While we are currently engaged in projects in a range of fields with collaborators around the world, a few areas of emphasis are highlighted.
Current focus areas
Genomic-based approaches to characterize and monitor cancer progression for more effective and targeted therapeutic strategies, while necessary and important, do not encompass the full complexity of cancer. Growing evidence illustrates that the tumor microenvironment and the complex ecology of interactions between different cell types, extracellular matrix, and the body's natural physiology play a significant role in tumor initiation, progression, and response to treatment. Overlaid upon this complex ecology is the natural and pathologic cellular heterogeneity of normal and cancerous tissue that creates a plastic biological system that can evolve new characteristics to impede or promote progression as well as evade therapy. The MMB Lab develops and applies technologies for deeper insight into these fundamental aspects of tumor ecology - namely, the roles of the microenvironment, the various types of symbiotic ecological interactions, and heterogeneity in cancer. Key to our approach is the ability to create simple but enabling technologies that can be rapidly translated into clinical practice. With this approach, we strive to do "more with less", allowing us to explore enabling, advanced, high-content functional and molecular studies with patient samples from a wide range of cancers.

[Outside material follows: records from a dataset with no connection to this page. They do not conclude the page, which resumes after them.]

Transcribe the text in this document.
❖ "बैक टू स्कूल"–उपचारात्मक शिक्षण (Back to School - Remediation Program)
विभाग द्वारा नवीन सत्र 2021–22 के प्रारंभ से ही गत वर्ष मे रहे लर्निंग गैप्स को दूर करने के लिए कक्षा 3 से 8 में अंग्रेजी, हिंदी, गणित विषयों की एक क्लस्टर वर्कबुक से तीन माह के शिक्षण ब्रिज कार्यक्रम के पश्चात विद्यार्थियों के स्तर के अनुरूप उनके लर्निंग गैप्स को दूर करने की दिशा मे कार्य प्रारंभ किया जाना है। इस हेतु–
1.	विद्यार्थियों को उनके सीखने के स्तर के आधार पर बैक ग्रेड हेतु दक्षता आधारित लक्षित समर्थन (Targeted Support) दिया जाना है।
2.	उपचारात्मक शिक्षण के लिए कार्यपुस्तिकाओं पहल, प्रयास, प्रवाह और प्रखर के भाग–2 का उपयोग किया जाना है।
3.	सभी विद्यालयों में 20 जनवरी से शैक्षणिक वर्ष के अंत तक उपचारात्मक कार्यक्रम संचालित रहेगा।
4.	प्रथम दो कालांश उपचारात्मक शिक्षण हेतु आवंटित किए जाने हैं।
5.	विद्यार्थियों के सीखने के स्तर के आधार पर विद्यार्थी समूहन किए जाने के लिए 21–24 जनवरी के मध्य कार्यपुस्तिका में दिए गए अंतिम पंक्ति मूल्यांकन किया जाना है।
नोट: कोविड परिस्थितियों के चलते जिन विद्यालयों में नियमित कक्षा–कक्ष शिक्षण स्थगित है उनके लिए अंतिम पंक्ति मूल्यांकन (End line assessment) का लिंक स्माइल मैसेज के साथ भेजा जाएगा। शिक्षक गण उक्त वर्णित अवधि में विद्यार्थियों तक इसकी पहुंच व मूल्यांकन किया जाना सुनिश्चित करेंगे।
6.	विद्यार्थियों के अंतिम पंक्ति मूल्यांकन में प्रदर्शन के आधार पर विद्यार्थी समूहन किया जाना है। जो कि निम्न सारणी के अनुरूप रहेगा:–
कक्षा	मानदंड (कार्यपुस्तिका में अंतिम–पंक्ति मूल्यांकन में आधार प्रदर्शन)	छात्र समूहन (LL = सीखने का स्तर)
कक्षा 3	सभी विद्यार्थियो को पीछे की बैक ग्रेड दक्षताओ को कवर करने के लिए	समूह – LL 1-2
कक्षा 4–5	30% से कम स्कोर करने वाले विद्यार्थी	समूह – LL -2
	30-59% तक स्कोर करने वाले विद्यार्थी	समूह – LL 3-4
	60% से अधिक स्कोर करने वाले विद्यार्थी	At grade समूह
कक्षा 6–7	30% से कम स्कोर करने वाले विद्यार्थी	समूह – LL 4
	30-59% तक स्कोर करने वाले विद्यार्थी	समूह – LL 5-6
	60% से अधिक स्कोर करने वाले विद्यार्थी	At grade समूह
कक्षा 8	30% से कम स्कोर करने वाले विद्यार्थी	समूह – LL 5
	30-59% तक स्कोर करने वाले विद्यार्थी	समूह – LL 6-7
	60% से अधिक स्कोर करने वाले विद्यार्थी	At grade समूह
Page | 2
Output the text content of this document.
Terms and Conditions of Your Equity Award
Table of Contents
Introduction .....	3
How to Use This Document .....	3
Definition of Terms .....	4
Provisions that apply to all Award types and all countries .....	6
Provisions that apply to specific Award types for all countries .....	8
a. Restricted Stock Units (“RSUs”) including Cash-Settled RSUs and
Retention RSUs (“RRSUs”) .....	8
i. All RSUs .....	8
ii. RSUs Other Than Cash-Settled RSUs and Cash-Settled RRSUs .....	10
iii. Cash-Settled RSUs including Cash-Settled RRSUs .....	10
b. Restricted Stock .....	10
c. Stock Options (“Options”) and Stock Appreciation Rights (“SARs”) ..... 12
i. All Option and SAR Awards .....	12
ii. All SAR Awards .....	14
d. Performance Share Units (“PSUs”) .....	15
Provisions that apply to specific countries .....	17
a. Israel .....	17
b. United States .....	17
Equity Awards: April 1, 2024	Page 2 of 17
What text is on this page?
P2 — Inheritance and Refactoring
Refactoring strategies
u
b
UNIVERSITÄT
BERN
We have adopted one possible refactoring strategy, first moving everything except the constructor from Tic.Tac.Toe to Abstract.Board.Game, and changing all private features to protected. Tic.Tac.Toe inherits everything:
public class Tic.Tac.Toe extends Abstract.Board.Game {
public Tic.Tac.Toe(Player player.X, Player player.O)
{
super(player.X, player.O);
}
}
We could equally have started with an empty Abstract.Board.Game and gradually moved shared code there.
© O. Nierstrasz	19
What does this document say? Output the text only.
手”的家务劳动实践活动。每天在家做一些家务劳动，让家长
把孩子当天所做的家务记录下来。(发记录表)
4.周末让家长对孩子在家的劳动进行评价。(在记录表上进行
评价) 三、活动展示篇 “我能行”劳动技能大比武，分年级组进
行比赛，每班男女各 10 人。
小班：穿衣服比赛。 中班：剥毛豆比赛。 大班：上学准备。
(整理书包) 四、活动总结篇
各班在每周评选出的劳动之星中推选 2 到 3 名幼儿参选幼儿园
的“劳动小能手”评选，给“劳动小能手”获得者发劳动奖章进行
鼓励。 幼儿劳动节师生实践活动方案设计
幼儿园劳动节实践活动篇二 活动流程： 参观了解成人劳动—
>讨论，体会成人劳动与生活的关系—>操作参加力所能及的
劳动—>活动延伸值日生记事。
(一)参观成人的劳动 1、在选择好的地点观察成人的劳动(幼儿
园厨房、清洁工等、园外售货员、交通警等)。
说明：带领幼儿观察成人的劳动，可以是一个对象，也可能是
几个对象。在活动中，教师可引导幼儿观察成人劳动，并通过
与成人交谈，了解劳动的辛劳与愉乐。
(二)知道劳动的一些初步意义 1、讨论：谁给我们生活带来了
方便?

The implementation of molecular diagnostics has been limited in low- and middle-income countries (LMICs) due to financial and logistical constraints. An important step to overcoming this challenge is the cost of sample preparation required for downstream analysis. We have developed a range of sample preparation improvements across multiple analyte types (e.g. whole cells, proteins, nucleic acids) and multiple diseases (e.g. HIV, malaria, tuberculosis), including multi-disease assays. Our initial focus has been on the development of a low cost HIV viral load (VL) assay. VL assays are critical for proper management of anti-retroviral therapy (ART) for HIV+ patients. The high cost of this assay, however, makes it unaffordable for many of the countries at the epicenter of the HIV epidemic. In a partnership with the Joint Clinical Research Center (JCRC) in Uganda, we have developed, tested and validated a VL assay that will reduce costs five-fold without any loss of performance. Following a successful initial clinical trial, we are in the process of implementing this assay in a remote region of Uganda that currently lacks access to VL assays. Additionally, we are continue to expand the applications of this project through the development of a new suite of assays to assist in achieving a "functional cure" for HIV+ patients, currently an intense focus of the HIV/AIDS field.
Interactions between human cells and microbes are essential in normal human physiology but also drive a number of allergic and infectious diseases. Understanding these complex multikingdom interactions - between human cells and bacteria or fungus - is essential for treating and preventing diseases such as asthma, fungal infections, and sepsis. Small molecule signals provide a rich vocabulary for cellular communication, and microbes have evolved the capacity to mimic or hijack these signals in a defensive or symbiotic maneuver, exponentially increasing the scope and complexity of this chemical language. The study of this molecular crosstalk, i.e. the host-microbe metabolome, is limited by the lack of (1) integrated systems that enable the microscale multikingdom culture of human cells and microbes and (2) bioanalytical tools allowing the capture of the chemical signals exchanged. We develop new integrated microfluidic systems allowing culture of human cells and microbes in organotypic models, extraction and quantification of small molecules signals, and determination of the biological effects of these signals using functional readouts. Importantly, these systems are simple to operate and enable higher throughput for arrayed investigations of the complex microenvironmental factors regulating host-microbe interactions. Our overarching goal is to create broadly applicable microscale methods to unlock the secret language of cell-to-cell communication in intra- and inter-kingdom interactions.
An underlying principle that guides technology development in the MMB Lab is that simple is usually better than complex. Since we are particularly interested in studying cells, we focus our technology development at relevant cellular scales - specifically the micron to millimeter scale relevant to cell behavior and cell signaling. By understanding the basic physics of the scale (e.g. diffusion, surface tension) it is sometimes possible to create novel and elegant solutions to long standing challenges. We strive to create technologies that are simple yet functional and that provide fundamental advantages or capabilities that provide new biological insights and/or improved clinical outcomes. The MMB Lab's location in the heart of the UW medical complex helps us stay focused on important and high impact biological questions and clinical challenges.